The American Way of War: Part 2-How Americans Wage War
Sun Jun 8 01:57:31 2008
The Weigley article “How Americans Wage War” (in Chambers & Piehler, 1999) is an attempt to summarize the much fuller and slightly different treatment in his book The American Way of War written toward the end of the Vietnam War. Weigley devotes Part One of The American Way of War to America’s approach to waging war with limited resources during the Revolution and the early years of the Republic. He devotes a chapter to Washington and his strategy of attrition and another to Nathanael Greene and his strategy of partisan or guerilla warfare. He argues that these were important parts of the American military tradition that have been replaced by the strategy of annihilation, developed during the Civil War and was applied with great success in World War II.
Weigley, following Wylie’s Military Strategy, thought that war represented a collapse of policy and once war begins it has a logic of it’s own that is beyond the control of policy.
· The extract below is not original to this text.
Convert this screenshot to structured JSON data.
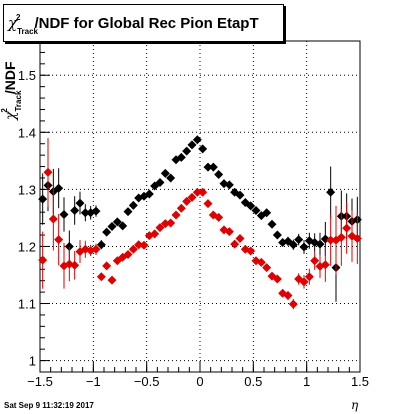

The thought that the US can achieve its goals by a limited, measured and controlled application of coercive or punitive violence is an illusion. The US will either have to eventually commit to a costly unlimited war or more likely accept some level of defeat. Weigley believe that “the history of usable combat may at last be reaching its end.”
In his article “How Americans Wage War” (1999), Weigley has altered his original position somewhat to suggest that the model of Washington and Greene may offer a valid contemporary alternative to total war and the strategy of annihilation.